OSAKA -- The new coronavirus has people everywhere avoiding crowded spaces, and in Japan that includes temples. The number of services for the traditional Buddhist holidays of Bon and Higan has fallen, putting some temples under financial strain.
Temples were already facing a falling number of parishioners because of Japan's shrinking population, and the pandemic has exacerbated the issue. "If the situation continues, it could lead some temples to close," said one expert. "Each denomination should consider some kind of organizational support."
"The number of visits I made to parishioners fell sharply this summer," said the 44-year-old chief priest of a temple in the Osaka Prefecture city of Sakai. About 270 households attend services at his temple. "If the coronavirus drags on, I'm not sure I can maintain my relationship with them."

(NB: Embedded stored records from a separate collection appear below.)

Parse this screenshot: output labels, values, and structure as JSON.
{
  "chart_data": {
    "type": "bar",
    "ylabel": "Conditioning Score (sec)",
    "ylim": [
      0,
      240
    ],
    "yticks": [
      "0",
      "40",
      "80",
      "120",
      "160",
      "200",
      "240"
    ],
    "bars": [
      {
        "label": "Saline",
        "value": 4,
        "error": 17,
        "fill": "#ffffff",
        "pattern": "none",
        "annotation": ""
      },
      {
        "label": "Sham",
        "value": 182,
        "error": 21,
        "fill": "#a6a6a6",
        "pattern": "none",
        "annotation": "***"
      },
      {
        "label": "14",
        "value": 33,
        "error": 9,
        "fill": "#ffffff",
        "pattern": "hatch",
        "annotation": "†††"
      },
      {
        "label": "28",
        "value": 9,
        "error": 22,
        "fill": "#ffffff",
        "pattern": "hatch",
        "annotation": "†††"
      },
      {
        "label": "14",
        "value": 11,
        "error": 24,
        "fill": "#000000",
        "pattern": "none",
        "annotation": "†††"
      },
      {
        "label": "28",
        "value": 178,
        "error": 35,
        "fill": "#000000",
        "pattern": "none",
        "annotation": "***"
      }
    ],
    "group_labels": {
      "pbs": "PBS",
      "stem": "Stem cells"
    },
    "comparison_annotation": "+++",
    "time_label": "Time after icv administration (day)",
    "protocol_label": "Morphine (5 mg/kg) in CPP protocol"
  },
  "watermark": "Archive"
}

In a normal year, the temple offers a Bon service called Tanagyo, which involves the priest going to temple members' homes and reciting sutras as part of a memorial service for their ancestors. Offerings during the Bon season often exceed 1.5 million yen ($14,200), and they are used to pay for temple maintenance and to cover the monks' salaries.

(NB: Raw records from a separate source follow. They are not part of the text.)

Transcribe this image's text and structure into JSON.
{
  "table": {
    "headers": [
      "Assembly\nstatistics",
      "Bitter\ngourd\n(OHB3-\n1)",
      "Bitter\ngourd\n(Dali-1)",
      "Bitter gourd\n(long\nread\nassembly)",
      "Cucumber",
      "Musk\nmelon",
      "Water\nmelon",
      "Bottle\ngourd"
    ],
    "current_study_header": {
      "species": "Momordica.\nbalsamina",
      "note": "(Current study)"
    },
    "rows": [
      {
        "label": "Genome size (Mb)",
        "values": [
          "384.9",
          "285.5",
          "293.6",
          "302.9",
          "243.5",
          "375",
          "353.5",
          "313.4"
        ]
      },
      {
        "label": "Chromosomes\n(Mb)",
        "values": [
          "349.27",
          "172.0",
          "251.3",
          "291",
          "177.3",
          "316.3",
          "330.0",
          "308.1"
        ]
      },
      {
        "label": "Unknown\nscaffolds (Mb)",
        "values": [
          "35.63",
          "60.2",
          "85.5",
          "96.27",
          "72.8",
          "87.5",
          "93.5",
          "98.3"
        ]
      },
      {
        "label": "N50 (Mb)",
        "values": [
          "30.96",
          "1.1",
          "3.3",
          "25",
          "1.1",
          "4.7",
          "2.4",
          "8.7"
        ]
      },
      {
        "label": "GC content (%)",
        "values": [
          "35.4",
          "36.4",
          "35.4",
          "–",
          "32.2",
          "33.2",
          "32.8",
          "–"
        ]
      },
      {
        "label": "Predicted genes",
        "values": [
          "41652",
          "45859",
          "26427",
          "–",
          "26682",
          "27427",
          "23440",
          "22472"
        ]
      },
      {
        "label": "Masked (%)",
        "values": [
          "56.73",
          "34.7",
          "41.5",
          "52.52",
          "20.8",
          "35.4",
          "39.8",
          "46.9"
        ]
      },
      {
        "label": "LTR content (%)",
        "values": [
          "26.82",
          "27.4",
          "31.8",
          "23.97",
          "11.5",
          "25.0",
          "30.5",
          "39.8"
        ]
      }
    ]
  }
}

In previous years the priest would visit almost every household, but this year the situation changed completely. From July, one household after another declined his Tanagyo visits. The priest is thorough in trying to prevent any spread of the infection, checking his temperature every morning. But many households have older family members who are at risk of developing serious cases of the disease, and others have children who were not able to return home for the holiday. As a result, they put off holding the ceremony. The amount of donations this year was less than half that of previous years.
Temples were in a difficult situation even before the pandemic. Their main source of revenue was donations that came in from memorial services, including those during Bon in late summer and Higan around the vernal and autumnal equinoxes. Worshippers had supported the temples' operations, but the declining birthrate and shrinking population meant less income for temples.
More than 40% of temples reported an annual income of less than 3 million yen in a 2015 survey by the Jodo Shinshu Hongwanji-ha Research Institute. About one in four priests said they "could not get by at all" on their temple income. It is not uncommon for priests to have second jobs or pick up part-time work, and 20% of temples were considering closing or merging with another temple in the future.
The pandemic has made things worse. In June, the Japan Buddhist Federation released a survey of about 360 temples across the country. More than 70% of respondents said they had experienced a drop in revenue and were worried about continued operations. Of the 279 temples that saw their income fall, more than half said their revenue was down more than 40% from previous years.
Some said they were having difficulty covering their temple's fixed costs, or wanted to get a second job but could not because of social conditions or age. Others said they were dealing with the situation by eating into their savings.
Some respondents worried about their temple's continued existence, saying that they are losing touch with temple members. Others said that funerals and other services had been simplified because of the coronavirus, and temples themselves may even become unnecessary.
Some temples are trying to develop new sources of income by attracting more visitors through PR videos online. A temple in the Chiba Prefecture city of Ichikawa has seen its income from offerings and merchandise sales grow by several times over the past decade.
But only a few of these kinds of innovations bear fruit. Only a limited number of temples have features that are attractive to the general public, and transportation and other factors can also play a role.
In response to the temples' distress, the Shingi Shingon sect, which is primarily made up of more than 200 temples in and around Wakayama Prefecture, decided in June to reduce the fees that each temple pays to the sect by 25%. "We want to support the temples so they will be there for future generations," said a representative of the sect.
"Buddhist temples cost quite a bit to maintain," said Akinori Takase, a lecturer at Taisho University who is also a deputy chief priest at a temple in Shizuoka Prefecture. "But more temples could close if the effects of the coronavirus, like the drop in the number of services, continue for a prolonged period of time."
"Temples have an important role to play in local communities," said Takase, noting that some serve as recreational spaces for local residents by hosting sessions of rakugo, a type of traditional comic storytelling, and other forms of entertainment.
"It's difficult for the government to provide support because of constitutional restrictions," he added. "The first step is for each denomination to determine the condition of each temple, and then provide support for them according to their size."